Generac (NYSE:GNRC) received a downgrade from analysts at financial-services firm Guggenheim Securities. The maker of home backup generators and solar equipment was downgraded to Neutral from a previous rating of Buy. The analysts expressed concern over the company’s full-year forecast, indicating a heavier weighting towards the second half of 2024 than they had anticipated.

According to Joseph Osha, an analyst at Guggenheim, “That leaves the company more dependent on a strong second-half performance than we had previously thought. At the same time, the stock has increased by 28% since the beginning of November, as compared to 18% for the S&P 500 (SP500) over the same period.”

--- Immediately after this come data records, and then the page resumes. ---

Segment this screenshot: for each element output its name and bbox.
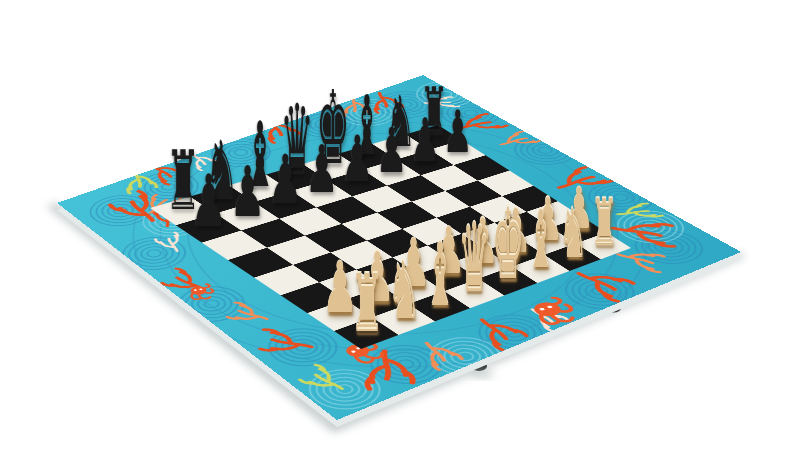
piece-black-pawn-e7[interactable]: ♟ [341, 156, 374, 193]
piece-black-pawn-f7[interactable]: ♟ [376, 146, 408, 182]
piece-black-pawn-c7[interactable]: ♟ [268, 176, 303, 215]
piece-glyph: ♟ [410, 111, 441, 171]
piece-white-bishop-c1[interactable]: ♝ [418, 271, 460, 318]
piece-glyph: ♟ [443, 102, 473, 161]
piece-glyph: ♞ [387, 252, 420, 331]
piece-glyph: ♟ [305, 137, 339, 203]
piece-glyph: ♟ [341, 128, 374, 192]
piece-glyph: ♞ [558, 199, 587, 267]
foot-shadow [470, 370, 494, 378]
piece-glyph: ♜ [590, 190, 617, 254]
piece-glyph: ♟ [230, 156, 266, 226]
piece-black-pawn-g7[interactable]: ♟ [410, 136, 441, 170]
piece-glyph: ♟ [190, 166, 227, 238]
piece-black-pawn-b7[interactable]: ♟ [230, 186, 266, 226]
piece-white-rook-h1[interactable]: ♜ [588, 219, 620, 255]
piece-white-knight-b1[interactable]: ♞ [383, 284, 425, 331]
piece-glyph: ♛ [458, 211, 490, 306]
piece-white-rook-a1[interactable]: ♜ [347, 300, 387, 344]
piece-black-pawn-h7[interactable]: ♟ [443, 127, 473, 161]
piece-black-pawn-a7[interactable]: ♟ [190, 197, 227, 238]
piece-glyph: ♜ [350, 264, 384, 344]
piece-glyph: ♟ [268, 146, 303, 214]
piece-glyph: ♝ [424, 231, 456, 318]
piece-glyph: ♟ [376, 119, 408, 181]
chess-set-photo: ♜♞♝♛♚♝♞♜♟♟♟♟♟♟♟♟♟♟♟♟♟♟♟♟♜♞♝♛♚♝♞♜ [0, 0, 800, 464]
piece-black-pawn-d7[interactable]: ♟ [305, 165, 339, 203]
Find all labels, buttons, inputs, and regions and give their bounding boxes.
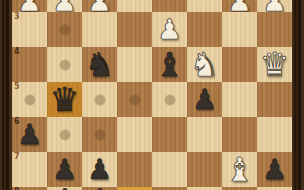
square-c3[interactable] bbox=[187, 12, 222, 47]
black-pawn: ♟ bbox=[192, 86, 217, 114]
square-g5[interactable]: ♛ bbox=[47, 82, 82, 117]
square-f5[interactable] bbox=[82, 82, 117, 117]
square-d2[interactable] bbox=[152, 0, 187, 12]
square-g4[interactable] bbox=[47, 47, 82, 82]
square-a2[interactable]: ♟ bbox=[257, 0, 292, 12]
legal-move-dot bbox=[164, 94, 176, 106]
square-c7[interactable] bbox=[187, 152, 222, 187]
square-e6[interactable] bbox=[117, 117, 152, 152]
rank-label-4: 4 bbox=[14, 48, 20, 56]
square-e5[interactable] bbox=[117, 82, 152, 117]
black-bishop: ♝ bbox=[155, 48, 185, 81]
square-h5[interactable]: 5 bbox=[12, 82, 47, 117]
square-a4[interactable]: ♛ bbox=[257, 47, 292, 82]
legal-move-dot bbox=[59, 59, 71, 71]
black-pawn: ♟ bbox=[52, 156, 77, 184]
square-b5[interactable] bbox=[222, 82, 257, 117]
legal-move-dot bbox=[59, 24, 71, 36]
white-pawn: ♟ bbox=[157, 16, 182, 44]
black-pawn: ♟ bbox=[87, 156, 112, 184]
square-h8[interactable]: 8 bbox=[12, 187, 47, 190]
square-h3[interactable]: 3 bbox=[12, 12, 47, 47]
square-a5[interactable] bbox=[257, 82, 292, 117]
legal-move-dot bbox=[94, 129, 106, 141]
rank-label-8: 8 bbox=[14, 188, 20, 190]
square-b7[interactable]: ♝ bbox=[222, 152, 257, 187]
white-queen: ♛ bbox=[260, 48, 290, 81]
square-h6[interactable]: 6♟ bbox=[12, 117, 47, 152]
square-f7[interactable]: ♟ bbox=[82, 152, 117, 187]
square-g8[interactable] bbox=[47, 187, 82, 190]
white-pawn: ♟ bbox=[262, 0, 287, 12]
rank-label-3: 3 bbox=[14, 13, 20, 21]
square-b8[interactable] bbox=[222, 187, 257, 190]
chess-board: ♟♟♟♟♟3♟4♞♝♞♛5♛♟6♟7♟♟♝♟8 bbox=[12, 0, 292, 190]
white-bishop: ♝ bbox=[225, 153, 255, 186]
piece-tip bbox=[97, 188, 102, 190]
square-b6[interactable] bbox=[222, 117, 257, 152]
square-d5[interactable] bbox=[152, 82, 187, 117]
square-d8[interactable] bbox=[152, 187, 187, 190]
rank-label-6: 6 bbox=[14, 118, 20, 126]
square-e3[interactable] bbox=[117, 12, 152, 47]
square-c4[interactable]: ♞ bbox=[187, 47, 222, 82]
black-knight: ♞ bbox=[85, 48, 115, 81]
white-pawn: ♟ bbox=[227, 0, 252, 12]
black-pawn: ♟ bbox=[17, 121, 42, 149]
square-d3[interactable]: ♟ bbox=[152, 12, 187, 47]
white-pawn: ♟ bbox=[52, 0, 77, 12]
square-g2[interactable]: ♟ bbox=[47, 0, 82, 12]
square-g7[interactable]: ♟ bbox=[47, 152, 82, 187]
square-f8[interactable] bbox=[82, 187, 117, 190]
square-h4[interactable]: 4 bbox=[12, 47, 47, 82]
white-pawn: ♟ bbox=[17, 0, 42, 12]
board-frame-right bbox=[292, 0, 304, 190]
legal-move-dot bbox=[59, 129, 71, 141]
square-a7[interactable]: ♟ bbox=[257, 152, 292, 187]
square-c5[interactable]: ♟ bbox=[187, 82, 222, 117]
board-frame-left bbox=[0, 0, 12, 190]
square-c6[interactable] bbox=[187, 117, 222, 152]
square-a8[interactable] bbox=[257, 187, 292, 190]
square-a3[interactable] bbox=[257, 12, 292, 47]
legal-move-dot bbox=[94, 94, 106, 106]
white-knight: ♞ bbox=[190, 48, 220, 81]
black-queen: ♛ bbox=[50, 83, 80, 116]
square-d4[interactable]: ♝ bbox=[152, 47, 187, 82]
legal-move-dot bbox=[24, 94, 36, 106]
square-h7[interactable]: 7 bbox=[12, 152, 47, 187]
square-g6[interactable] bbox=[47, 117, 82, 152]
square-c8[interactable] bbox=[187, 187, 222, 190]
square-e4[interactable] bbox=[117, 47, 152, 82]
chess-board-viewport: ♟♟♟♟♟3♟4♞♝♞♛5♛♟6♟7♟♟♝♟8 bbox=[0, 0, 304, 190]
square-c2[interactable] bbox=[187, 0, 222, 12]
square-g3[interactable] bbox=[47, 12, 82, 47]
square-h2[interactable]: ♟ bbox=[12, 0, 47, 12]
square-e2[interactable] bbox=[117, 0, 152, 12]
square-b2[interactable]: ♟ bbox=[222, 0, 257, 12]
square-f4[interactable]: ♞ bbox=[82, 47, 117, 82]
square-b4[interactable] bbox=[222, 47, 257, 82]
white-pawn: ♟ bbox=[87, 0, 112, 12]
square-e7[interactable] bbox=[117, 152, 152, 187]
rank-label-7: 7 bbox=[14, 153, 20, 161]
black-pawn: ♟ bbox=[262, 156, 287, 184]
square-d7[interactable] bbox=[152, 152, 187, 187]
legal-move-dot bbox=[129, 94, 141, 106]
square-d6[interactable] bbox=[152, 117, 187, 152]
piece-tip bbox=[62, 188, 67, 190]
square-f6[interactable] bbox=[82, 117, 117, 152]
square-f3[interactable] bbox=[82, 12, 117, 47]
square-b3[interactable] bbox=[222, 12, 257, 47]
square-a6[interactable] bbox=[257, 117, 292, 152]
square-e8[interactable] bbox=[117, 187, 152, 190]
rank-label-5: 5 bbox=[14, 83, 20, 91]
square-f2[interactable]: ♟ bbox=[82, 0, 117, 12]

Inspecting Generac’s management strategy, Guggenheim suggested the company reconsider its approach to residential energy technology. They emphasized the eventual shift of households towards eliminating carbon emissions over the continued use of fossil fuel-powered generators. The financial-services firm recognized Generac’s investments in anticipation of this shift but expressed disagreement with the company’s current strategy, deeming it problematic.

Guggenheim further criticized Generac’s strategy of acquiring multiple companies to develop a completely integrated home energy technology platform, stating that it has spread the company’s efforts too thin. The strategy encompasses diverse products, from electrical-vehicle chargers to microinverters used to convert electricity into a form that powers lights and appliances.

Guggenheim highlighted a significant opportunity for Generac to develop a battery that integrates with a variety of solar-energy systems from companies such as Sunrun (RUN) and Sunnova (NOVA), indicating the potential for success if the company focuses its efforts sufficiently.

Following the rating change, Guggenheim has suspended Generac’s price target, which had previously been set at $142 a share.

Generac recently reported a 1.4% rise in sales from a year earlier, reaching $1.06 billion in the three-month period ending in December.